105:1 The word durmahu was employed as a Babylonian priestly title. It may here be rendered by some such general phrase as "ruler," unless it is to be taken as a proper name.

107:1 ... The expression shu-arkât, literally "the beginning—the future," may be taken as implying Marduk's complete control over the world, both at its creation and during its subsequent existence. It is possible that s'u-nu is the pronominal suffix and should be attached to the preceding word, i.e. rêsh-arkâtu-shu-nu, "their beginning and future," that is, "the beginning and future of mankind."

107:2 I.e., mankind.

111:1 From the commentary R. 366, etc., and the explanatory text S. 747, it may be concluded that the Seventh Tablet, in its original form, ended at 1. 124. It is probable that ll. 125-142 were added as an epilogue at the time when the composition was incorporated in the Creation Series (see Appendix I).
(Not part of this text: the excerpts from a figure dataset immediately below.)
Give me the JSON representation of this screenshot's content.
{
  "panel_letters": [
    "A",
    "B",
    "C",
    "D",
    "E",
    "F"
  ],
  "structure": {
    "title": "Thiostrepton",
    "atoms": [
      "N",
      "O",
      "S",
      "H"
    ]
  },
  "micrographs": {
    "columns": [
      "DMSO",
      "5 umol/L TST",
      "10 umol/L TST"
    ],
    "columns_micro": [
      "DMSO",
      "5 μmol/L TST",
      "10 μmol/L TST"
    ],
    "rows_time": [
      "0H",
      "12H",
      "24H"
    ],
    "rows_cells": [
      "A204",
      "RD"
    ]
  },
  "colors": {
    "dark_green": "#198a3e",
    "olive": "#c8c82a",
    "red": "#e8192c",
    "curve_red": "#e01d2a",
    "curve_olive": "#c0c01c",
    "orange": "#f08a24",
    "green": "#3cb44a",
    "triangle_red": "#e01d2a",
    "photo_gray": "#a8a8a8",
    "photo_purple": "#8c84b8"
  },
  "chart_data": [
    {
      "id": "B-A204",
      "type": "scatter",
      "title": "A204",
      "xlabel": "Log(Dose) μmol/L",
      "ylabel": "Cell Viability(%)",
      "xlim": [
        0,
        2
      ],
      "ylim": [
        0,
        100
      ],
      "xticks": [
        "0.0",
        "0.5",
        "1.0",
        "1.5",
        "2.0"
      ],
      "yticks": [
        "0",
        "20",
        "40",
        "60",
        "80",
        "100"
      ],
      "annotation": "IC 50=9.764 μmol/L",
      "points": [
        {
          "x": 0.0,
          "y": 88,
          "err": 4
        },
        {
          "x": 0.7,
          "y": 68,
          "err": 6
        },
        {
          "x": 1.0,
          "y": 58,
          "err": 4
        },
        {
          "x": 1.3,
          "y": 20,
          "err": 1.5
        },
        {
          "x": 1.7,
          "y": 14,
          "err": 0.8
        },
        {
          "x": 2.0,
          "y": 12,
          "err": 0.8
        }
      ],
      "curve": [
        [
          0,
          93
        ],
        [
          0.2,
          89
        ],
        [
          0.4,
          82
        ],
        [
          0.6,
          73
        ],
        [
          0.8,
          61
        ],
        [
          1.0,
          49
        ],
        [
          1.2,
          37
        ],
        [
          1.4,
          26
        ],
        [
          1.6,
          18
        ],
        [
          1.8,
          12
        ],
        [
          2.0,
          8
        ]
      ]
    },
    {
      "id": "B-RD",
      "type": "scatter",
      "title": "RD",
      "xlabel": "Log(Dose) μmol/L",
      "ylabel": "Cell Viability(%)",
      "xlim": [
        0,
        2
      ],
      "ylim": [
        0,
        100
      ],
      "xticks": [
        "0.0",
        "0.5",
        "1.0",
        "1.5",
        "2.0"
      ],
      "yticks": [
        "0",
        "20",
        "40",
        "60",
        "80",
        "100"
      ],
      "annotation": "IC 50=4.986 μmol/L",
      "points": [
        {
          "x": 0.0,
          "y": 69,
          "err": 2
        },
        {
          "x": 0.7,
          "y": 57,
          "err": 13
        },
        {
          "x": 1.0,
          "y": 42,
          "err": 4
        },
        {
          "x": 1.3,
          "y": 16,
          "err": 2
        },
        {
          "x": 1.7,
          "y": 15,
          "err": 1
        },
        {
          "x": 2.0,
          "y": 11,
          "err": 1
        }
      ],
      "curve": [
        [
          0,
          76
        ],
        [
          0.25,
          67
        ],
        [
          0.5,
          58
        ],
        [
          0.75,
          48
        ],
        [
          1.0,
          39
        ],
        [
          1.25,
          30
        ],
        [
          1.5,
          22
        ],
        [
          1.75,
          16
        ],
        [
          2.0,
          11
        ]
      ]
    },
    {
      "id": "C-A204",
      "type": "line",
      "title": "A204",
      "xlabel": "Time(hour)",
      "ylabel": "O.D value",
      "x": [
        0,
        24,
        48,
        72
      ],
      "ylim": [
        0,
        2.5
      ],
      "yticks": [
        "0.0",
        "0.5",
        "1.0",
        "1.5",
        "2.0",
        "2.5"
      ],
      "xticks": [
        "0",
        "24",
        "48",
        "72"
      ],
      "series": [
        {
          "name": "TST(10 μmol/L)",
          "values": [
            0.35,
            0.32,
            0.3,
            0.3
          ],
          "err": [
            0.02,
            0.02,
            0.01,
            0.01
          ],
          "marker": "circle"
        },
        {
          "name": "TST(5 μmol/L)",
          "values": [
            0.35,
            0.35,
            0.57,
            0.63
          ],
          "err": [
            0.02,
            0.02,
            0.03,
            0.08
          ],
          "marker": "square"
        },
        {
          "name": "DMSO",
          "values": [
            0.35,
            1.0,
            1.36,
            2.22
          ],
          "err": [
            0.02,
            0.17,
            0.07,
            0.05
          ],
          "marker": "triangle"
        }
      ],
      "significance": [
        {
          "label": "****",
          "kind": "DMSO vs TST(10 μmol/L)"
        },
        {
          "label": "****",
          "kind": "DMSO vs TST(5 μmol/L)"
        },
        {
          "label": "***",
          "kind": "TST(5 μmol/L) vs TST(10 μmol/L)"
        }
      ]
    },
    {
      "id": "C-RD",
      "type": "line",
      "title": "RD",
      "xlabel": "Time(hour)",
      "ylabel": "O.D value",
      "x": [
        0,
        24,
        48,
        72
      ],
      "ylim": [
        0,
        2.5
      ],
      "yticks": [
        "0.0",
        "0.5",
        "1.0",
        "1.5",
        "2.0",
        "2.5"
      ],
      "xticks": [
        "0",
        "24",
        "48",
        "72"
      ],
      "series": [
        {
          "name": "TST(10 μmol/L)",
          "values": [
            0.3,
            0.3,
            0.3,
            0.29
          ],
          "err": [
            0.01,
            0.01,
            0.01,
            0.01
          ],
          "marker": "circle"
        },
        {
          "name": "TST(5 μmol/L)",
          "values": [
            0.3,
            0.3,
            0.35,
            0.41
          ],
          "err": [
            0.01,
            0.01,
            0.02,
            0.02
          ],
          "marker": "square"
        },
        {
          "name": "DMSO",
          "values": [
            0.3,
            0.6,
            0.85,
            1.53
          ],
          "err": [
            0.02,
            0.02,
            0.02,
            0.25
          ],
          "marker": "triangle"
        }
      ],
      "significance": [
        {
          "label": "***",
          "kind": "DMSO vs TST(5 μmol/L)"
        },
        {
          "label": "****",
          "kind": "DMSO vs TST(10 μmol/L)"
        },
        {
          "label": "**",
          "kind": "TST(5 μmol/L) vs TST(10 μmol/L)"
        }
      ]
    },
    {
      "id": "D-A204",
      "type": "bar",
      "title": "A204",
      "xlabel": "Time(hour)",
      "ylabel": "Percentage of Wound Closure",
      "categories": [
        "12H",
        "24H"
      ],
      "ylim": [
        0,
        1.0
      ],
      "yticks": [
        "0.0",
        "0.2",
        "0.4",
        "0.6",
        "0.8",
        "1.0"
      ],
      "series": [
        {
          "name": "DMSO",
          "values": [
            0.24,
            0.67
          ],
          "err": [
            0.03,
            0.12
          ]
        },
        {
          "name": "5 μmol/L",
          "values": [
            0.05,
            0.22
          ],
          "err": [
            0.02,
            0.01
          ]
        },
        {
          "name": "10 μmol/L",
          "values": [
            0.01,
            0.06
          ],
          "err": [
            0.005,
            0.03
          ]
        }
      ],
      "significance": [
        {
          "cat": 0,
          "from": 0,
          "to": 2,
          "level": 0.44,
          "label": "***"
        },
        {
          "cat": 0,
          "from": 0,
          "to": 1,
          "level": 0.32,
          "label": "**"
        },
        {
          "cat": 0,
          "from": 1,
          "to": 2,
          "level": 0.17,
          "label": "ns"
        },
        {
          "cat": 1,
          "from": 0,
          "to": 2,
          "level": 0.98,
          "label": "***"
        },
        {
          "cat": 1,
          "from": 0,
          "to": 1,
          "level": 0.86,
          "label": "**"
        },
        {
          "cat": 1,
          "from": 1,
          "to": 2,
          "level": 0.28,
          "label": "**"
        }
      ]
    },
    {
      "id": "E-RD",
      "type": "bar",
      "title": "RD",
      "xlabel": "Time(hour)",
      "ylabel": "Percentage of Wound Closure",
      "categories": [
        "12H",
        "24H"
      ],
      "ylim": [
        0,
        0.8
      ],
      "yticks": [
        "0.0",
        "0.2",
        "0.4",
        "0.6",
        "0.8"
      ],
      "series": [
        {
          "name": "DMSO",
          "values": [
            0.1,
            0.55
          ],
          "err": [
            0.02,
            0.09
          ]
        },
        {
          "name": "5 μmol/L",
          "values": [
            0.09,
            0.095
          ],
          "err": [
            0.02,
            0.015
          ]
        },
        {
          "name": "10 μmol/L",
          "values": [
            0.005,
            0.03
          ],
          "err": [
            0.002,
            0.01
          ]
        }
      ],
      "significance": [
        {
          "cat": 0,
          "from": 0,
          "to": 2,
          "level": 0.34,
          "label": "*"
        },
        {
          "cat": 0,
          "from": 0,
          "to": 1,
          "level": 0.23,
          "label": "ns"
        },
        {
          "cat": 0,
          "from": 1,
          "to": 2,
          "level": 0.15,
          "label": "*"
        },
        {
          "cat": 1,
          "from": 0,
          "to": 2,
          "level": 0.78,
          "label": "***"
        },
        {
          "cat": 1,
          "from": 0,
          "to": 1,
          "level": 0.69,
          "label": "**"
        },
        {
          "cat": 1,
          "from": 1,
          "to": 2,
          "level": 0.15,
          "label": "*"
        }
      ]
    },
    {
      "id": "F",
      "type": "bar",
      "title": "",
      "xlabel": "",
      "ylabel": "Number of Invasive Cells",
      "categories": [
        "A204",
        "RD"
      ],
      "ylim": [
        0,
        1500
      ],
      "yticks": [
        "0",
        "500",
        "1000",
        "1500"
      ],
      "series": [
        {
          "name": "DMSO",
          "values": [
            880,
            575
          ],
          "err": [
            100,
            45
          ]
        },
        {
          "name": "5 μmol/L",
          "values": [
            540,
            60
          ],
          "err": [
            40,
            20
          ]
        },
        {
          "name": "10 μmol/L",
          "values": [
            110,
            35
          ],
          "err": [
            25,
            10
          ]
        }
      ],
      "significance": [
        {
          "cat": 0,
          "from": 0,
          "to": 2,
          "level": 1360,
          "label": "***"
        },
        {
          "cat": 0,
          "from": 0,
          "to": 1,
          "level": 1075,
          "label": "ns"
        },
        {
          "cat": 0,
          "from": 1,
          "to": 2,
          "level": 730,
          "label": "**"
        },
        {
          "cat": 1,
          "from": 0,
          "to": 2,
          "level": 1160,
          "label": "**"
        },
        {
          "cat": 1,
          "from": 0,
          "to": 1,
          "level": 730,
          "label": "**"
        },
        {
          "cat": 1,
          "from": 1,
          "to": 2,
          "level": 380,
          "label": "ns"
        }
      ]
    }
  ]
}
111:2 I.e., the names of Marduk.

115:1 This is probably the last line of the tablet. It may here be noted that, for the text of the Seventh Tablet given in the preceding pages, only those fragments have been used which are proved by the commentaries to contain missing portions of the text. Several other fragments, which from their contents and style of writing may possibly belong to copies of the text, have not been. included. The text of one such fragment (S. 2,013) is of peculiar interest and is given in Appendix II; in l. 10 f. it refers to Ti-amat e-li-ti and Ti-amat shap-li-ti, "The Ocean (Tiamat) which is above" and "The Ocean (Tiamat) which is beneath," a close parallel to "the waters which were above the firmament" and "the waters which were under the firmament" of Gen. i, 7; see the Introduction.